More than just a game: Columbus Blue Jackets, Detroit Red Wings Battle For Wild Card Spots

Suddenly, the collision is Saturday between Columbus Blue Jackets and Detroit Red Wings about more than just another outdoor game.

To many surprises when it was announced and even before the season, the battle before an estimated 90,000 plus fans at Ohio Stadium will have serious playoffs.

When the clubs take the ice for the Stadium Series deal, Red Wings and Blue Jackets will hold the eastern conference’s two wild card game positions.

Given that the red wings and blue jackets are far from natural rivals and have hardly any playoff history in the Stanley Cup-delivered Detroit a four-game-sweep in his lonely meeting 2009-you could not ask for a better scenario.

With the league in the last third of the regular season, both Detroit and Columbus have earned 66 points in 59 matches. The red wings have the first wild-card site after serving another victory in the regulation time. They also have two more rules/overtime gains, the other tiebreaker.

But Blue Jackets has a golden opportunity to make a huge statement in this fight for the inside during the hunt for a playoffs.

Detroit may have won four straight meetings, including the first of three this season, but Columbus sent a message during the first half of a home-and-home set on Thursday.

Blue Jackets delivered an impressive 5-2 victory in Detroit, and not only deleted a 1-0 deficit but withdraws with a four-goal second period. The result was enough for the Red Wings coach Todd McLellan to call out his players, especially Captain Dylan Larkin, for a subpar performance.

By snapping Detroit’s winning line with two games and serving a third victory in a row, Blue Jackets continues to write one of the best stories of the season. Between the terrible death of the star forward Johnny Gaudreau just before training camp and rash of injuries that affected the first half of the season, this could have been another disappointing campaign in the Ohio capital.

Instead, the sub-dogs hang tough and press to snap a four-year run of missing the Stanley Cup playoffs.
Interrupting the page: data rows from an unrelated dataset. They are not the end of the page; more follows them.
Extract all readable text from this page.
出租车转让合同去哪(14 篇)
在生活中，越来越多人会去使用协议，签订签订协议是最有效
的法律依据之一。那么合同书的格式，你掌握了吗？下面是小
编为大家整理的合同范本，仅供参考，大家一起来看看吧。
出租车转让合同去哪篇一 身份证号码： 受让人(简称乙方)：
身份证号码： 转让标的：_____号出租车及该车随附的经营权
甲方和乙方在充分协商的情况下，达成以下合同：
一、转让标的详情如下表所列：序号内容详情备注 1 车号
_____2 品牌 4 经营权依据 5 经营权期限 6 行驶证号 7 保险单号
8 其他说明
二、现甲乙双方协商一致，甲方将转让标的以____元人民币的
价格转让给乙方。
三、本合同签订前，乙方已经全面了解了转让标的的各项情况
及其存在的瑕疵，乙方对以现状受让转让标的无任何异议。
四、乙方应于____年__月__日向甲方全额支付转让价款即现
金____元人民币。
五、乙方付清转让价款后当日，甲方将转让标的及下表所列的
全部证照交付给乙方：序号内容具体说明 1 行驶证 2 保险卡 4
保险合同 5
“This has been fantastic,” said Kent Johnson. “I’m so proud of how this team plays.”

Speaking of the playoffs, the red wings make a strong pressure to end their own swoon. Detroit, who fired coach Derek Lalonde and hired McLellan during the holiday, has since put out a record of 17-5-2 and has missed the playoffs for the past eight seasons.
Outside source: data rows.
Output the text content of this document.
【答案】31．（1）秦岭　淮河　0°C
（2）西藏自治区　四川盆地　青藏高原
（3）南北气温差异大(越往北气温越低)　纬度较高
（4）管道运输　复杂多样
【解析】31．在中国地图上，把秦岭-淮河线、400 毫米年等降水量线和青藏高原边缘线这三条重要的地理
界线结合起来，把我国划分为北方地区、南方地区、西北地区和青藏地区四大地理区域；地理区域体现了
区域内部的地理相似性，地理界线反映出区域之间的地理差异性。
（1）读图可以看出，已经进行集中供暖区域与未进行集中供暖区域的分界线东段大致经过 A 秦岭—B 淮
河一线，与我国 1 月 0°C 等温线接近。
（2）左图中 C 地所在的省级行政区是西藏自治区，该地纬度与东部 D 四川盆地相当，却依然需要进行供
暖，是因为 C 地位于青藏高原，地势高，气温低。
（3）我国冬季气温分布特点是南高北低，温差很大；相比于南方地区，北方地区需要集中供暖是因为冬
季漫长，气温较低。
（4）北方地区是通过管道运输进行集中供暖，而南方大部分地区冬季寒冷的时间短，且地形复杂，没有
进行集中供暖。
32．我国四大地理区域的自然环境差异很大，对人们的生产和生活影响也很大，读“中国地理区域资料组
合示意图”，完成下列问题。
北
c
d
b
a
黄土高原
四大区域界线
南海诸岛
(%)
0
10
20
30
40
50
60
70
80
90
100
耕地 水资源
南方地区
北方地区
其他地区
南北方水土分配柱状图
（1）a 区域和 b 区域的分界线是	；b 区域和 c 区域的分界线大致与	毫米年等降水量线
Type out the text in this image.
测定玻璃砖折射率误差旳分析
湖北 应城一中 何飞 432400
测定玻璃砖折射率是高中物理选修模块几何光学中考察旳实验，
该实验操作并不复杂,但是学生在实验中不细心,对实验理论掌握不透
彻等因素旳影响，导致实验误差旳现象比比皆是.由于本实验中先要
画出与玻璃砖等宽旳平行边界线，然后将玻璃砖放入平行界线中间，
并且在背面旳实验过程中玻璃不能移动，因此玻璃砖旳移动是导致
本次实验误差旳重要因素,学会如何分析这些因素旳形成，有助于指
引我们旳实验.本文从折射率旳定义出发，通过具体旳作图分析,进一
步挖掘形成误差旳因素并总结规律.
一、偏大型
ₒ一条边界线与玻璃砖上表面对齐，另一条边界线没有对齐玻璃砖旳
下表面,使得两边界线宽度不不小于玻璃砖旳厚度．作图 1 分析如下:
These troops have been on dry steps since Christmas, and they needed every last point.

The Eastern Conference Playoff Race has become extremely narrow, with a couple of multi -year powers in the New York Rangers and Boston Bruins not long after the wild card positions. If that is not enough, a couple of other teams are also on the task of finishing long distances without moving on to the NHL’s second season.
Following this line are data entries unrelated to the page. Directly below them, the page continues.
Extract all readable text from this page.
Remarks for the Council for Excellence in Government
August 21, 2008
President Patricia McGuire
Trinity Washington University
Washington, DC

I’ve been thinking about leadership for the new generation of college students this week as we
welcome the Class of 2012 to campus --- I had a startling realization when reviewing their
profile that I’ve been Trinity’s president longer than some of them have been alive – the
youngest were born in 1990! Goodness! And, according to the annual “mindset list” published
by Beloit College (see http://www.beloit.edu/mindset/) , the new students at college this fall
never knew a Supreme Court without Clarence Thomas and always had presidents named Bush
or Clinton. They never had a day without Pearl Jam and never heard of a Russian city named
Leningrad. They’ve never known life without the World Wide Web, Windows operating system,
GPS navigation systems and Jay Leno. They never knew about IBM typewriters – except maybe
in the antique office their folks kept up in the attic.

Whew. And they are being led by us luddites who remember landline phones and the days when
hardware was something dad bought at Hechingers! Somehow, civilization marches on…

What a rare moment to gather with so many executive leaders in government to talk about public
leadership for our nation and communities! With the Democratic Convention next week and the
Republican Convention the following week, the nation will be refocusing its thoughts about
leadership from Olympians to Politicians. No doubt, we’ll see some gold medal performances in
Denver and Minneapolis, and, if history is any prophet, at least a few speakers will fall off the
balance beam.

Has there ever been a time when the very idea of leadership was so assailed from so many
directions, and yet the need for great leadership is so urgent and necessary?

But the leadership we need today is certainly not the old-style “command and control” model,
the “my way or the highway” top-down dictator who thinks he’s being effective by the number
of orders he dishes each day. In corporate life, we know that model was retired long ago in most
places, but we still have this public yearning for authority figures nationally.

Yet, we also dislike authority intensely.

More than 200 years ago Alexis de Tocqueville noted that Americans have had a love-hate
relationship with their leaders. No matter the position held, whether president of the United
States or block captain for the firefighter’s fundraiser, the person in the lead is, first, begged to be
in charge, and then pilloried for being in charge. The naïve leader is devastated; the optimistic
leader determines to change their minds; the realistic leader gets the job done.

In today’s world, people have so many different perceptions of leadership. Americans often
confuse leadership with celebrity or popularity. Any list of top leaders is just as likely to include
Right there with Rangers and Bruins as the calendar to be turned to Mars is the Ottawa senators, who last reached the playoffs in the spring of 2017, and Montreal Canadiens -who have not only failed to move on for the past three seasons since their surprise went to 2021 Stanley Cup then.

Usually outdoor games are most relevant to the fans on the tribun. When the playoffs chase heating, it will be worth keeping track of how the next chapter plays out in the Buckeye state.